October 4, 200718 yr I used "water pump gasket maker" in addition to the OEM gasket on my 2.5dohc. No leaks after 12000 miles.
October 4, 200718 yr yep pep boys will have it, it's very common. rummage down the sealant aisle or ask, you'll see it. i would use this over RTV.
October 4, 200718 yr perma-tack? i might be making that up, maybe it's a permatex product and it's tacky....i can picture the freaking bottles, but the names are eluding me. like i said, very common and easy to find though.
October 4, 200718 yr Author One last seal question, should I replave the front crank seal if it is dry as a bone.... The engine has 150K on it
October 4, 200718 yr The EJ water pump gaskets are rubber coated metal - I wouldn't use anything on them other than a torque wrench. 5,000 on my water pump install and no leaks with the OEM gasket installed dry (per FSM). The pump itself will fail long before that gasket does. Front main is a good idea anytime you have the belt off - they are cheap. GD
October 4, 200718 yr the crank seal is less important than the oil plate backing screws which you should inspect. remove and thread lock and retighten any screws that are loose (almost always one or two that are). this be default makes it a good time to replace the crank seal and oil pump oring, very simple to do. EJ oil pumps are easier than EA/ER stuff.
October 4, 200718 yr Author should I thread lock everything on the front of the engine as I remove and put back on to do all the seals?
October 4, 200718 yr should I thread lock everything on the front of the engine as I remove and put back on to do all the seals? no definitely not. just torque everything properly. lock tite the oil pump backing plate screws only.
October 4, 200718 yr Author I am going to think about it today, regarding that oil pump. Everything is bone dry and I am not sure I want to spend the time pulling off that crank pulley. It seems like I could be wrestling for days with it.
October 4, 200718 yr I am not sure I want to spend the time pulling off that crank pulley. you could try and see if it comes off, the EJ stuff usually doesn't give me any problems. after that you're only talking 10-20 minutes to have the oil pump as good as new.
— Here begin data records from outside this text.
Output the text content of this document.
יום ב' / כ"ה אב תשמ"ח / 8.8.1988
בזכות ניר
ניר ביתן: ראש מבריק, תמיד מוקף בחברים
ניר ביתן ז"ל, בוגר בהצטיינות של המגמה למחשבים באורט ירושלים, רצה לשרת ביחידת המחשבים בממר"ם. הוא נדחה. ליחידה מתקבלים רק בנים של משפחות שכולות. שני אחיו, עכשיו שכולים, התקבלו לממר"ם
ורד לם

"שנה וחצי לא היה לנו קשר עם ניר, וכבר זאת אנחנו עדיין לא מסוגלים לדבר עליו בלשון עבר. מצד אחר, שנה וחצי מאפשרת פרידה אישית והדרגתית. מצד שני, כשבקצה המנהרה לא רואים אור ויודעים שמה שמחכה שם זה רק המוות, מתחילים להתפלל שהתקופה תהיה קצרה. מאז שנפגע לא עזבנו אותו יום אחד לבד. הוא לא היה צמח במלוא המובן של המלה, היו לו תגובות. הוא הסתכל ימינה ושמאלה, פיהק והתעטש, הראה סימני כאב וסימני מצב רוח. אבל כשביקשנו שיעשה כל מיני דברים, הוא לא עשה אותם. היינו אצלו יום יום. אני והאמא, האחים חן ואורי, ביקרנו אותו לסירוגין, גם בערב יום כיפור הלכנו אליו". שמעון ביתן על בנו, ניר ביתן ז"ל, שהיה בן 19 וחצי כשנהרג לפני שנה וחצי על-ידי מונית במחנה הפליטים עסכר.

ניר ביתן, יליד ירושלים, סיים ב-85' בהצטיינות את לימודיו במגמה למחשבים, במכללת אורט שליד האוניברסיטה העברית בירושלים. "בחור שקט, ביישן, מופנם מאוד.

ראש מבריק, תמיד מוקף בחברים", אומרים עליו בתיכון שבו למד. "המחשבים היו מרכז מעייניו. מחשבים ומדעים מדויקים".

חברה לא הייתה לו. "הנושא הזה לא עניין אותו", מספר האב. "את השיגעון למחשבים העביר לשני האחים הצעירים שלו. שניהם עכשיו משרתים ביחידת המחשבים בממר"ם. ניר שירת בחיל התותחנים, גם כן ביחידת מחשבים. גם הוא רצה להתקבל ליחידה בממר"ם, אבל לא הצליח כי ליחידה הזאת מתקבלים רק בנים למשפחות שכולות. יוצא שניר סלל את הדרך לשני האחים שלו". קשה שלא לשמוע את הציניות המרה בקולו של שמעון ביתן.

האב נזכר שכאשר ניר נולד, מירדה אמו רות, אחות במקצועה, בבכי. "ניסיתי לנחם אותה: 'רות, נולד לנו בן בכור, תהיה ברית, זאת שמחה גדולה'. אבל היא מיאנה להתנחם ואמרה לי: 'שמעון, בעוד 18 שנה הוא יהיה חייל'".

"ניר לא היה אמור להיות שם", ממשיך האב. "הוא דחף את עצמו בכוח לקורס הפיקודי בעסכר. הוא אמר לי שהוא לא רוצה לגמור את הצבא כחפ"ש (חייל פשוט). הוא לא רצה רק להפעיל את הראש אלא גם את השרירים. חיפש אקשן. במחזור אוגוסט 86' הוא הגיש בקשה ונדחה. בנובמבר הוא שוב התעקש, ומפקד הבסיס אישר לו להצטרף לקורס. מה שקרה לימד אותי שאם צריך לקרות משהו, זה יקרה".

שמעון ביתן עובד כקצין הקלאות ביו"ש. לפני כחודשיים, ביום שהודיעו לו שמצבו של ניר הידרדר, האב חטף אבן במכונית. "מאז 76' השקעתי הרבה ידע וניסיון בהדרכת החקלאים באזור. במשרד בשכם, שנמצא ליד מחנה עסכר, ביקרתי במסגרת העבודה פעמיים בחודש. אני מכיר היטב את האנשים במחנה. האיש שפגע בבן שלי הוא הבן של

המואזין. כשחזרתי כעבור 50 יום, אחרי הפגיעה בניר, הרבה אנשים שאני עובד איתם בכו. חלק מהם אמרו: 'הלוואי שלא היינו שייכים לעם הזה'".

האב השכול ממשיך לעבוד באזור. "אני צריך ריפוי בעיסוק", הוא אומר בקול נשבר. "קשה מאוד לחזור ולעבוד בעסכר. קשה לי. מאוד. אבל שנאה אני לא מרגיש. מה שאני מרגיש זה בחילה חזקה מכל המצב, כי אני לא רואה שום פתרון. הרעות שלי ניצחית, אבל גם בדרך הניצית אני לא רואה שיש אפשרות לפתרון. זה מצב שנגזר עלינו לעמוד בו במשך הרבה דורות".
October 4, 200718 yr RTV is not required on the gasket; I guess you could use it but it is not needed. I use edelbrock gasginch on stuff like that to mount the water pump gasket to the water pump before install. Makes it a lot easier than trying to keep the gasket in place while installing. gasginch is basically just rubber cement with a nastier faster drying solvent I think. There's lots of types of it at the auto parts stores. Note that when torquing the water pump bolts, you start with the bolt at apprx the 2 o'clock position, then go tightening them, move to the next bolt clockwise, then go around again to reach the final torque which I think was like 7.2 ft*lb. Resealing the oil pump isn't too hard if you get the crank pulley off. Sometimes the crank spocket can be tough to pull off if it got corrosion underneath it. There's two types of o-rings, one for EJ22s I think which just looks like a normal o-ring, and one for EJ25's which is more like a discus looking thing.